Creating a safe framework: First clarify in one-on-one conversations how an honest discussion can take place without fear of consequences: Who should be involved? Who will moderate? How can we create a safe framework?
Building trust: Keep the process transparent: What will be communicated with whom, where, and when? Reliability and keeping agreements build trust.
Strengthening psychological safety: Cold conflicts arise when there is little trust in being able to speak openly. Foster this by encouraging regular, constructive feedback, a learning focus when mistakes occur, and actively seeking out different perspectives. Only those who feel taken seriously will raise conflicts at an early stage.
Preventing conflicts early: What teams can do to avoid conflicts
Key levers for teams:
- Team agreements create clarity: What does respectful communication mean to us? How do we deal with criticism? Such rules help to clarify misunderstandings at an early stage.
- Schedule regular reflections: In retrospectives or check-ins, topics can be raised at an early stage – before they escalate. Questions such as “What went well, what was challenging?” encourage openness.
- Anchor feedback firmly: When feedback is practised regularly, the threshold for addressing critical issues decreases. What matters here is to approach it objectively and appreciatively.
- Take early warning signs seriously: Withdrawal of individual people, ironic remarks, or sudden breaks in communication are often the first indications of underlying conflicts.
Fostering conflict competence: What organisations can contribute
Specifically, this means:
- Train employees and leaders: Through training in communication, conflict moderation, or interpersonal skills, employees can act with greater confidence in delicate situations.
- Appoint and train contact points: Trusted people within the organisation who can provide support when needed, de-escalate, or refer to the right places create a sense of security.
- Destigmatise conflicts and promote psychological safety: Conflicts are part of working life – what matters is how they are handled. Employees need to feel that they can talk openly about their challenges.

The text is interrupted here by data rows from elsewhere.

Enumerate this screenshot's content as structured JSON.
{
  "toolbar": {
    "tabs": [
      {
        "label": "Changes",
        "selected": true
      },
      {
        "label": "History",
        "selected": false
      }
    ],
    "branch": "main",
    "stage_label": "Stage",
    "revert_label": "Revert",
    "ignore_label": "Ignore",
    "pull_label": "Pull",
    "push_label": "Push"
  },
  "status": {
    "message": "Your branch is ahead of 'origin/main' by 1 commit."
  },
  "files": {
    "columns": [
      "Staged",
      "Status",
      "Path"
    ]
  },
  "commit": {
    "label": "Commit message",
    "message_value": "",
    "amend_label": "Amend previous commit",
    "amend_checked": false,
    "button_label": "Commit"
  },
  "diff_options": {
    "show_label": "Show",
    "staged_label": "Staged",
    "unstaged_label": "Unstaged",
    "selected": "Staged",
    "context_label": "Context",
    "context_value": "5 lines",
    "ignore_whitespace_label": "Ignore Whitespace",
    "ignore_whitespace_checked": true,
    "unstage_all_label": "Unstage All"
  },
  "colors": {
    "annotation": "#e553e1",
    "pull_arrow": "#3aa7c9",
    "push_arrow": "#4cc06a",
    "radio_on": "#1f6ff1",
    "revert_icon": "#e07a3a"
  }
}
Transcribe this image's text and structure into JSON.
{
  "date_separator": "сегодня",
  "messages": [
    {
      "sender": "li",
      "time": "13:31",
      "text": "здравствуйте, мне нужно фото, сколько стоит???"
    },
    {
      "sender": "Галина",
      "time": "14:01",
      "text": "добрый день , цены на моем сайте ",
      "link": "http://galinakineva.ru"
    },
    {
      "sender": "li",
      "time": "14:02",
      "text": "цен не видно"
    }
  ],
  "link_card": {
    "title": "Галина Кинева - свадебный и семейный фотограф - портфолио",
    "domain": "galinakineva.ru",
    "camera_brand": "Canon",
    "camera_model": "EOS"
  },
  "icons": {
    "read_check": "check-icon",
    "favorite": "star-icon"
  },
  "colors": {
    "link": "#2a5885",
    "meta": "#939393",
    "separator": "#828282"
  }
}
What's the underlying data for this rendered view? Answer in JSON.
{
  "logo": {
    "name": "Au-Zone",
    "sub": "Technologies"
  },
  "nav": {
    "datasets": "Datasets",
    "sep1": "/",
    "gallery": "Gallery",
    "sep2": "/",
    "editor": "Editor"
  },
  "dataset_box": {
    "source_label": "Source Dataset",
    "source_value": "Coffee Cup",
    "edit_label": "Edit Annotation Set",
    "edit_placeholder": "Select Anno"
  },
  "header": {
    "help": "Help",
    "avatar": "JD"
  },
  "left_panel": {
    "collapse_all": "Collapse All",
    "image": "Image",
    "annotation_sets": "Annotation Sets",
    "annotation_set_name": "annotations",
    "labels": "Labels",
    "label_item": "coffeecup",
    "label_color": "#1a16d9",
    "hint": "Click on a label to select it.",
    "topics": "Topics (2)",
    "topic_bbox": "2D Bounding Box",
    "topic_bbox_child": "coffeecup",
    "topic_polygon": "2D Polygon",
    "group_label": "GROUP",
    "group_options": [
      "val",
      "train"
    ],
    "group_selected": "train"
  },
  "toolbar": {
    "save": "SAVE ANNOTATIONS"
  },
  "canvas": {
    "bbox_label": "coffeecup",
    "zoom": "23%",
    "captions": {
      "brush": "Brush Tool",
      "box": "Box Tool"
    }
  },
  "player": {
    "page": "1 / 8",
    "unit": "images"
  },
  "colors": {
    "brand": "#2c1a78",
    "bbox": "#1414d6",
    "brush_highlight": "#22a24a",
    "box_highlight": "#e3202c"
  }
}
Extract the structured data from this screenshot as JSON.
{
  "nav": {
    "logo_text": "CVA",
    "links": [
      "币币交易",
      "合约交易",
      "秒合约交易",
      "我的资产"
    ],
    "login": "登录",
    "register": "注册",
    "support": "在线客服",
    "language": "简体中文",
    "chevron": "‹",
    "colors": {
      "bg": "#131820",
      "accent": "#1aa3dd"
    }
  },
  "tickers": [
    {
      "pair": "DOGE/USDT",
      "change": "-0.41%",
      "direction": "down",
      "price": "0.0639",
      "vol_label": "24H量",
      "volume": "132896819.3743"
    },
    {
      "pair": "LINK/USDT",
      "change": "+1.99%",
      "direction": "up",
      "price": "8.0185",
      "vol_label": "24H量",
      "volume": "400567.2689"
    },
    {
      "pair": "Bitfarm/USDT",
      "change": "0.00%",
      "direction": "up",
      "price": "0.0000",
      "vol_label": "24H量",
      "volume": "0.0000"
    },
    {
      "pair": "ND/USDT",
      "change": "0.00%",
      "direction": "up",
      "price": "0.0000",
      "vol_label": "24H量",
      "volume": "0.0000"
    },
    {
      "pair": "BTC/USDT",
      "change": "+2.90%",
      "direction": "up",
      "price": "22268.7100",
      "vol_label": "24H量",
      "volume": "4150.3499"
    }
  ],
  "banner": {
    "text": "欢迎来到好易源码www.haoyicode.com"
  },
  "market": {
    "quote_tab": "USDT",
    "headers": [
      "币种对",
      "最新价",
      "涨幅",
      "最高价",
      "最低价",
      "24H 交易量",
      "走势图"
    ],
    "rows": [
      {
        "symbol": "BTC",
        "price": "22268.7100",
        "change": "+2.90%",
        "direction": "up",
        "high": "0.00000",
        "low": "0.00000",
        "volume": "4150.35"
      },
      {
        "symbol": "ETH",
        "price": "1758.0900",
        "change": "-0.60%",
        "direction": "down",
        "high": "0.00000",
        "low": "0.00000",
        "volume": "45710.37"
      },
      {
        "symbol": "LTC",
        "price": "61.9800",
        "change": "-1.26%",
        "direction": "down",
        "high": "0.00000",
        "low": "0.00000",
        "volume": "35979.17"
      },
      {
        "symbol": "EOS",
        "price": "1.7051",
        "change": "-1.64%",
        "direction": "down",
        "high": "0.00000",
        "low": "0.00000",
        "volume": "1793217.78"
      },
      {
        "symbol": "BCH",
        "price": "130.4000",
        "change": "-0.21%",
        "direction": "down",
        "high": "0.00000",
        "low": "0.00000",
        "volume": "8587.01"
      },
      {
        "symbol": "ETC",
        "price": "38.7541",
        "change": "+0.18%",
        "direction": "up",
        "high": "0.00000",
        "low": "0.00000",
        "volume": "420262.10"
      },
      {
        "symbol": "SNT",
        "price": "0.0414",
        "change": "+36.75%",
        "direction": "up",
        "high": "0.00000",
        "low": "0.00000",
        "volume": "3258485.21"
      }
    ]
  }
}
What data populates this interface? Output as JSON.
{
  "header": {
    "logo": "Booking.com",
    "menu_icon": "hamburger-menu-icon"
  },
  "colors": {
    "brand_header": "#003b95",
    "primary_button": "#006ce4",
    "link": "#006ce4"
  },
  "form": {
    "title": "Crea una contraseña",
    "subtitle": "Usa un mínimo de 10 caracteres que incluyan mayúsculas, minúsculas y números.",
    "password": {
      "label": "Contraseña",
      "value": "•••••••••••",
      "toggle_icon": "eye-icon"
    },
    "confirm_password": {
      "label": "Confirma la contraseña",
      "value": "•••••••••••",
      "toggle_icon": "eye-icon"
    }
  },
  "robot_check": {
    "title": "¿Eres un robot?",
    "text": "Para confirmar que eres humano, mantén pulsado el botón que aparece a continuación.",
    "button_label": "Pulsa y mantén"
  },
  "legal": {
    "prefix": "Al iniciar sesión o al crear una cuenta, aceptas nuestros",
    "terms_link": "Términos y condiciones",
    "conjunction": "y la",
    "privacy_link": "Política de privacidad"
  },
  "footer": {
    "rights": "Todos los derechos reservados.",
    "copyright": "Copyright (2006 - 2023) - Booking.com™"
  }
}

- Establish leadership as a role model: Leaders who handle conflicts constructively, actively seek feedback, and communicate transparently shape the conflict culture in a lasting way.
Conclusion
Conflicts are an expression of differences and a natural part of collaboration. What matters is how we deal with them. Those who can distinguish between hot and cold conflicts are better equipped to take the right steps. In doing so responsible parties should not wait until the situation is on fire. The earlier conflicts are addressed, the greater the chance of achieving sustainable solutions. , stronger relationships, and greater trust within the team.